Suche

Das Gespräch bei der Residenz der Schweizer Botschafterin beim Heiligen Stuhl mit (von links) P. Paul Oberholzer, Botschafterin Manuela Leimgruber, Sekretär der vatikanischen Kinderschutzkommission Luis Manuel Alí Herrera, Historikerin Franziska Metzger und P. Hans Zollner. Das Gespräch bei der Residenz der Schweizer Botschafterin beim Heiligen Stuhl mit (von links) P. Paul Oberholzer, Botschafterin Manuela Leimgruber, Sekretär der vatikanischen Kinderschutzkommission Luis Manuel Alí Herrera, Historikerin Franziska Metzger und P. Hans Zollner. 

Schweizer Kirchenhistoriker fordert breitere Perspektive auf Machtmissbrauch

In der Residenz der Schweizer Botschafterin beim Heiligen Stuhl wurde am Donnerstagabend, dem 20. November 2025, der Tagungsband „La memoria del potere e del suo abuso“ (Die Erinnerung der Macht und seines Missbrauchs) vorgestellt. Das Werk, herausgegeben von Franziska Metzger, Paul Oberholzer und Hans Zollner, weitet die Debatte über sexuellen Missbrauch in der Kirche auf eine gesamtgesellschaftliche und historische Ebene aus.

Mario Galgano - Vatikanstadt

Der Band basiert auf einer Tagung an der Päpstlichen Universität Gregoriana im März 2024 und geht der Frage nach, welche Rolle Erinnerung und Vergessen bei der Festigung von Machtstrukturen spielen.

Hier hören Sie das Interview mit P. Paul Oberholzer von Mario Galgano

Missbrauch als gesellschaftliche Dynamik

Jesuitenpater und Kirchenhistoriker Paul Oberholzer, Professor an der Päpstlichen Universität Gregoriana (PUG), erklärte im Gespräch mit Radio Vatikan, das Buchprojekt sei aus der konkreten Erfahrung des sexuellen Missbrauchs durch Kleriker entstanden. Ziel sei es jedoch, diese Erfahrung „auf eine größere gesellschaftliche Ebene zu heben“.

„Es geht darum, historisch zu untersuchen, welche Mechanismen eben zu Missbrauch, Machtmissbrauch, auch Erinnerungen führen“, so Oberholzer. Er fragte, ob solche Unrechtsstrukturen auch anderswo eine Rolle spielen und wie die Geschichtswissenschaft durch die Aufdeckung dieser Dynamiken in der Kirche für andere gesellschaftliche Phänomene sensibilisiert werden könne.

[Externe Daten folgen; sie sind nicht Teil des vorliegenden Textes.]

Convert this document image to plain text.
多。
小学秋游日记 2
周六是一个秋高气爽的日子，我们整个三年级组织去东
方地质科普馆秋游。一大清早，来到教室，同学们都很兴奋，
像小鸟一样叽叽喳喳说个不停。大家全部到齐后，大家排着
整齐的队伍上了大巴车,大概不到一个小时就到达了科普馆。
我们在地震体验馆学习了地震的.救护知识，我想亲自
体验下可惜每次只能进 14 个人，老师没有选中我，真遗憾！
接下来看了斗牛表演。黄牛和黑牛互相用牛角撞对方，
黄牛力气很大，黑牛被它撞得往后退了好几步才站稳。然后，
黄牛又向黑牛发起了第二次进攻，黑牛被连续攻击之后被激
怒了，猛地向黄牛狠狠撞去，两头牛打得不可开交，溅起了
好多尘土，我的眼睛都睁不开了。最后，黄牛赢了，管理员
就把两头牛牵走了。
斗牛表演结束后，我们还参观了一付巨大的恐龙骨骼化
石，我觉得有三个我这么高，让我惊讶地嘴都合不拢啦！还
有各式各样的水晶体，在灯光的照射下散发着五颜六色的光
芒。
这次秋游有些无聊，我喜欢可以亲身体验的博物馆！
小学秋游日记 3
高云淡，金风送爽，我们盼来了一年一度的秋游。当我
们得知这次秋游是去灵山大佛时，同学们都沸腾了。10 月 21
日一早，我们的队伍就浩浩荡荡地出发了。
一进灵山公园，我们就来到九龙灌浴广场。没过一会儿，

Botschafterin Manuela Leimgruber und die Teilnehmer der Gespräche
Botschafterin Manuela Leimgruber und die Teilnehmer der Gespräche

Sensibilität statt Empfehlungen

Der Kirchenhistoriker sieht die Aufgabe der Geschichtswissenschaft nicht in der direkten Erteilung von Ratschlägen an die Kirche, sondern in der Kreation einer neuen Sensibilität. „Der Historiker untersucht einmal zuerst und gibt nicht Empfehlungen ab“, betonte Oberholzer.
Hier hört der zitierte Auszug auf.